Alas, nothing so major -- I just didn't have time. I recently started a new job so that has greatly cut into my blogging time. On Wednesday I traveled to New York do a talk on sustainability ("The American Dream, The World's Nightmare") for an organization. Most of my nights leading up to this event were spent working on adding new slides and revamping the presentation. So, just not much time.
In our current society most of us are asset rich and time poor. We have so much stuff in fact that the self-storage industry is one the fastest growing sectors in America. You know the places, those little sheds that many of us rent each month to hold all the extra stuff that doesn't fit in our current home. This is especially ironic given the average house size has grown dramatically during the same time period while average household size has shrunk! (so bigger and bigger houses, with fewer and fewer people in those houses, and we still don't have enough space for all our stuff)
To pay for all this stuff Americans work longer hours than workers in just about any other industrialized country.
We work longer hours than the English, the French, and much more than the Germans and the Norwegians. We take less vacation. We retire later.
The more time we spend working the worse the impact on the planet and our souls. Why?
With rising incomes we have more and more money to buy things. Bigger homes. Bigger TVs. More TVs. Bigger and fancier cars. Multiple cars. More and more clothes. More gadgets. You know the drill.
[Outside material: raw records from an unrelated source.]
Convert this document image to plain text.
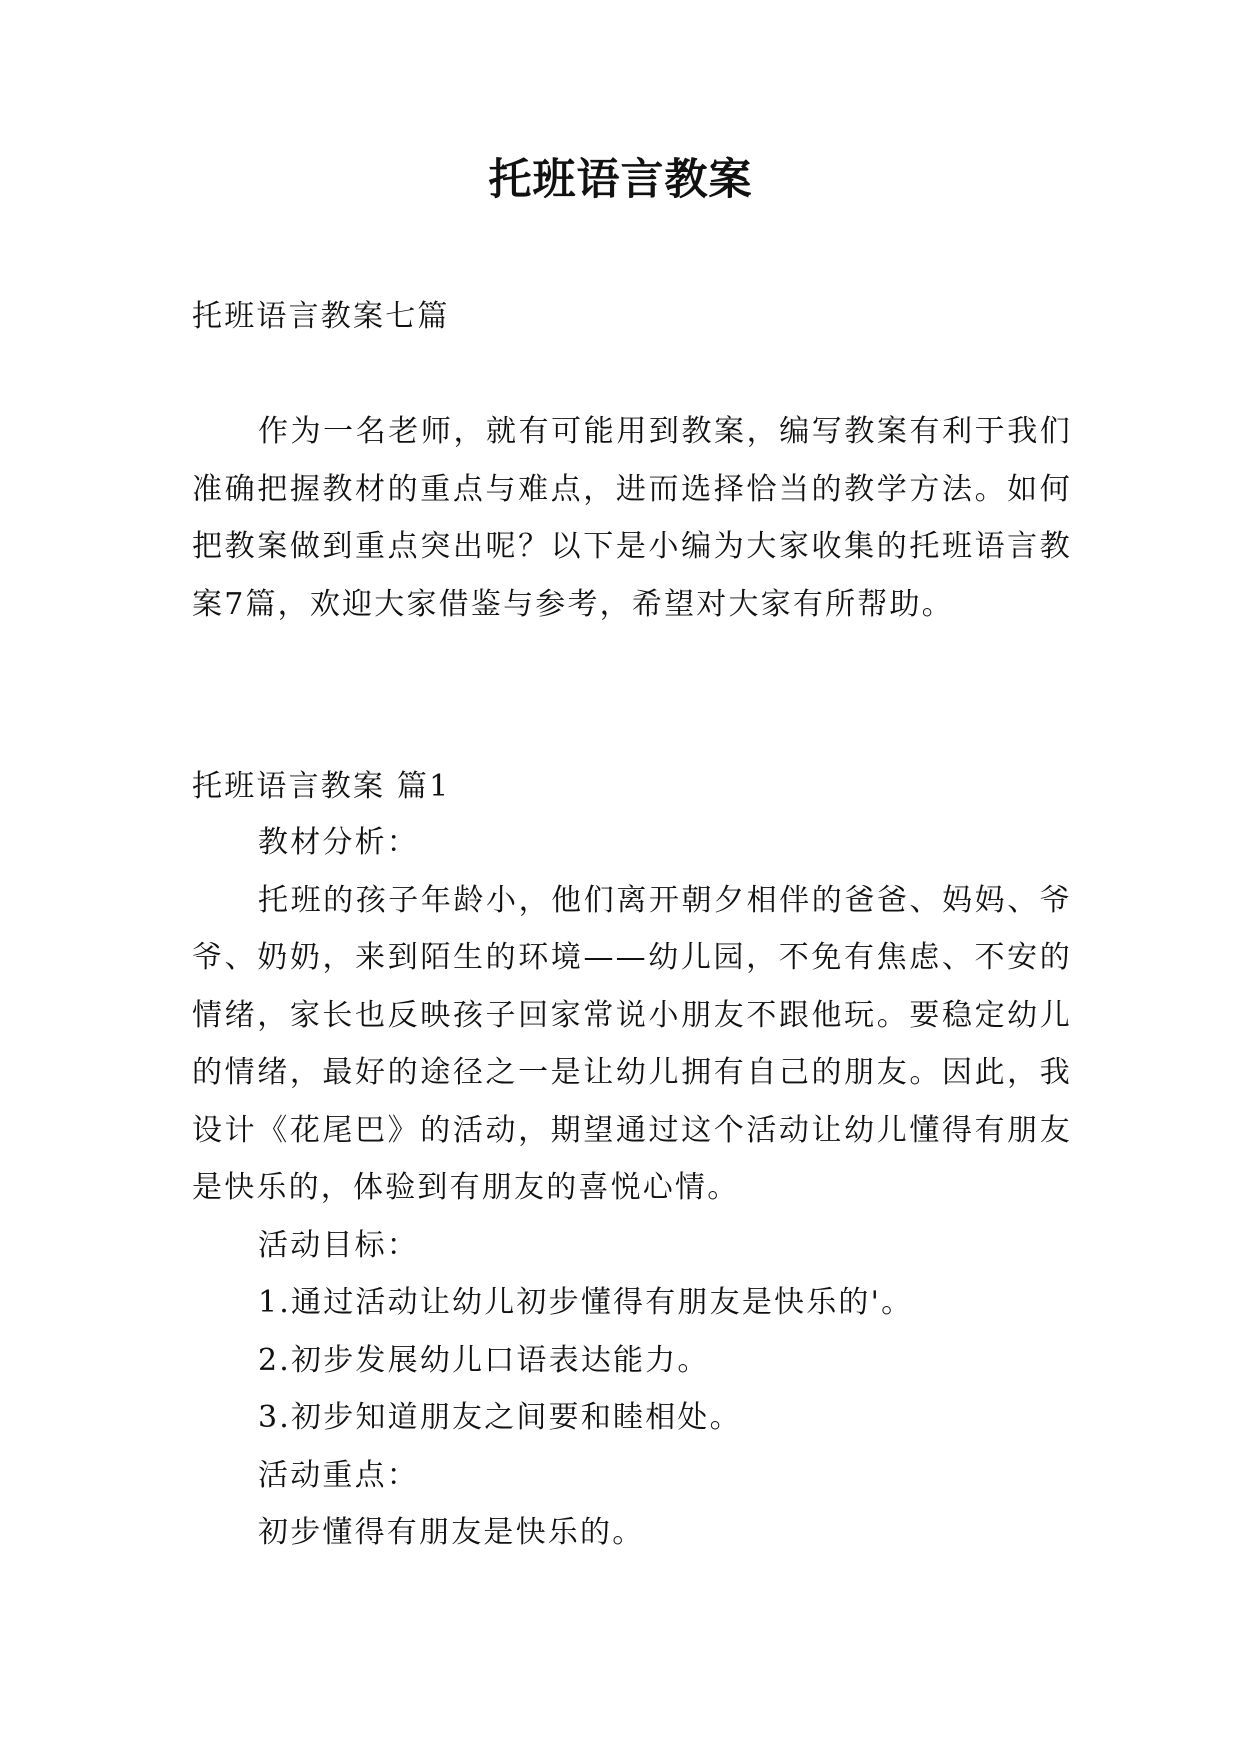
托班语言教案

托班语言教案七篇

作为一名老师，就有可能用到教案，编写教案有利于我们准确把握教材的重点与难点，进而选择恰当的教学方法。如何把教案做到重点突出呢？以下是小编为大家收集的托班语言教案7篇，欢迎大家借鉴与参考，希望对大家有所帮助。

托班语言教案 篇1

教材分析：

托班的孩子年龄小，他们离开朝夕相伴的爸爸、妈妈、爷爷、奶奶，来到陌生的环境——幼儿园，不免有焦虑、不安的情绪，家长也反映孩子回家常说小朋友不跟他玩。要稳定幼儿的情绪，最好的途径之一是让幼儿拥有自己的朋友。因此，我设计《花尾巴》的活动，期望通过这个活动让幼儿懂得有朋友是快乐的，体验到有朋友的喜悦心情。

活动目标：

1.通过活动让幼儿初步懂得有朋友是快乐的'。

2.初步发展幼儿口语表达能力。

3.初步知道朋友之间要和睦相处。

活动重点：

初步懂得有朋友是快乐的。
But with all those extra hours at work we have less time for ourselves. Less time to spend with our families. Less time to engage with our communities. Less time for the things that actually make us human. We are are social beings. Our well-being, our happiness is fundamentally rooted in our connection to others. We are becoming more and more isolated, more individualistic, and less connected to others. Depression rates are 10x higher than 50 years ago. We have the highest divorce rate in the world. We have the highest incarceration rate in the world. Drug use is a constant problem.
To fill the void we consume more. The buzz is nice, but it soon wears off. That new ipod will never fill the void left by a disenfranchised family, distant friends, and no sense of belonging to community. But we keep trying. "Retail Therapy" anyone?
Time to imagine the world we really want.
It's time to make it happen. Work Less. Buy Less. Live More.